WRD104: Composition & Rhetoric II Rotating Header Image

Course Introduction & Background

“We are what we find, not what we search for.”
– Piero Scaruffi

Welcome to WRD104 — Winter Quarter 2011

In WRD 104 we focus on the kinds of academic writing that use materials drawn from research to shape reasonable conclusions based on supportable facts and convincing, defensible arguments. As the second part of the two-course sequence in First Year Writing, WRD 104 continues to explore relationships between writers, readers, and texts in the specific context of academic research and argumentation.

WRD 104 has the following learning outcomes:

Rhetorical Knowledge, which includes focusing on defining purposes, audiences, and conventions

Critical Thinking, Reading, and Writing, which emphasizes writing and reading for inquiry, thinking, and communicating; finding, analyzing, and synthesizing appropriate primary and secondary sources; exploring relationships among language, knowledge, and power

Composing Processes, which includes practice in using multiple drafts to create and complete a rhetorically appropriate audience-based text and the collaborative and social aspects of writing processes

Knowledge of Conventions, in which we employ a variety of genre and rhetorical conventions in order to appeal to a variety of readers and audiences

You can read the First Year Writing Learning Outcomes in more detail here.

What that means for us

The types of primary, secondary, and tertiary sources we work with will help you to marshal your ideas and resources into productive and persuasive action in community, professional, academic, and creative environments.
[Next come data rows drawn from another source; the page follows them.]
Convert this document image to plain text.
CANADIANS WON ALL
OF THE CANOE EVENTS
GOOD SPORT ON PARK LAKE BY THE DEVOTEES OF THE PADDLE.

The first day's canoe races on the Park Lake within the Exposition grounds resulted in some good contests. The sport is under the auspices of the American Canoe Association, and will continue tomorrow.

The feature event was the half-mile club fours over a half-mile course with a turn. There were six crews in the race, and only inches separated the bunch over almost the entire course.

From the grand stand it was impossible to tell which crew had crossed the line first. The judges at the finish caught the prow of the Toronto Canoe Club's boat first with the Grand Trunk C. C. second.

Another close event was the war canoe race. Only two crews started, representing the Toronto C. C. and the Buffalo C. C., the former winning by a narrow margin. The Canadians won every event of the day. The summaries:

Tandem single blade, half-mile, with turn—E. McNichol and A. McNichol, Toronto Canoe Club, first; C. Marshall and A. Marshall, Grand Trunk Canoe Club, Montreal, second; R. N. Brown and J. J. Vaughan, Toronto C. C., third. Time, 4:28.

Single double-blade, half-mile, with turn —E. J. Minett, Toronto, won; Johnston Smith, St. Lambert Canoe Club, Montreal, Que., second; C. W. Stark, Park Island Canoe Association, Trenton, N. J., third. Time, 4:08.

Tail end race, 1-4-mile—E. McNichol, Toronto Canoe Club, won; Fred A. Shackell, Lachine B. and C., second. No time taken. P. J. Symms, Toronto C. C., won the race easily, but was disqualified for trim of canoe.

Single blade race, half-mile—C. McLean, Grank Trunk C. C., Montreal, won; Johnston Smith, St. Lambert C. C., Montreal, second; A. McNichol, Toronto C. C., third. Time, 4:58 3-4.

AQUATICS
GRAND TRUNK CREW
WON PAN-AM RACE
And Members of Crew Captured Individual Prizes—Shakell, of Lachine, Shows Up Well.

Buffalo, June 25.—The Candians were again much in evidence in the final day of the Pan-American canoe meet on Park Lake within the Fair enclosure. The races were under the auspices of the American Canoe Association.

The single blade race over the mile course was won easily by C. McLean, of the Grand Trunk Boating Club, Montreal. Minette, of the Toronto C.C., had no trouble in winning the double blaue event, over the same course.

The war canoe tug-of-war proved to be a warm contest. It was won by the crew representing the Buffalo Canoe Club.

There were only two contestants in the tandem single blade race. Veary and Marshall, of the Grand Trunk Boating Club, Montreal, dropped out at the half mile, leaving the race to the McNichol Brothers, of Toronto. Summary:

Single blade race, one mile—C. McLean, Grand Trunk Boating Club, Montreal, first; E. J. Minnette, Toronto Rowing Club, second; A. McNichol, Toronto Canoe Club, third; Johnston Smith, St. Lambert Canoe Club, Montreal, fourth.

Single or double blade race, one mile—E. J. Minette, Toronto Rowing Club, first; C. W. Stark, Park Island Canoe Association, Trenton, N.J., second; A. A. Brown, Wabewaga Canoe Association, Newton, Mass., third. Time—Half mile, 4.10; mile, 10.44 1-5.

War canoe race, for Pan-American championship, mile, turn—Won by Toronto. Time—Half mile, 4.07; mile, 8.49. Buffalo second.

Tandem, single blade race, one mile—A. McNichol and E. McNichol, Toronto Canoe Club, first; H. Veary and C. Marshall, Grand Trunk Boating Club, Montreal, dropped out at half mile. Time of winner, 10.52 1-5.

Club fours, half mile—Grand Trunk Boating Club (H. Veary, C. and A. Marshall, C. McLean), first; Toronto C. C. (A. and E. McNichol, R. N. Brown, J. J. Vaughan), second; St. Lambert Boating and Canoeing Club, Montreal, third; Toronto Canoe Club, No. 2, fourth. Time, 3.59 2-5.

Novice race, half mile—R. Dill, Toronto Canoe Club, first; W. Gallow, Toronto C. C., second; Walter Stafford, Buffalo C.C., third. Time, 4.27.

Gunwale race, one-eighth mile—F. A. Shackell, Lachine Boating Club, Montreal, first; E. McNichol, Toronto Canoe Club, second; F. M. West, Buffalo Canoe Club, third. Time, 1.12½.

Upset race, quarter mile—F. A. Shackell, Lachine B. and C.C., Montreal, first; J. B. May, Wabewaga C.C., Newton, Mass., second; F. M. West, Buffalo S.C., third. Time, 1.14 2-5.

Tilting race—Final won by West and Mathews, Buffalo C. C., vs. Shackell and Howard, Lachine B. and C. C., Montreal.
If you have a project from another course that you would like to continue, or a community project that would benefit from rigorous research, or a professional aspiration that needs research-based support, this is the course for you.

Your digital portfolio

This is a portfolio-based course, which means that you will collect, organize, reflect on, and showcase your work at the end of the quarter in a digital portfolio format. DePaul University has adopted Digication, a digital platform that allows you to archive your work in various stages of its production during the quarter — notes, drafts, peer reviews, finished, polished pieces — and to present it at the conclusion of our work together.

As a DePaul student, you will be able to keep your Digication portfolio and have access to it during your time here and after you graduate, as alumni. I mention this now because we can take the time to think about, and to work on, different purposes and audiences for our portfolios: for colleagues, classmates, instructors — academic purposes — and for creative, professional, career, and non-academic purposes and audiences.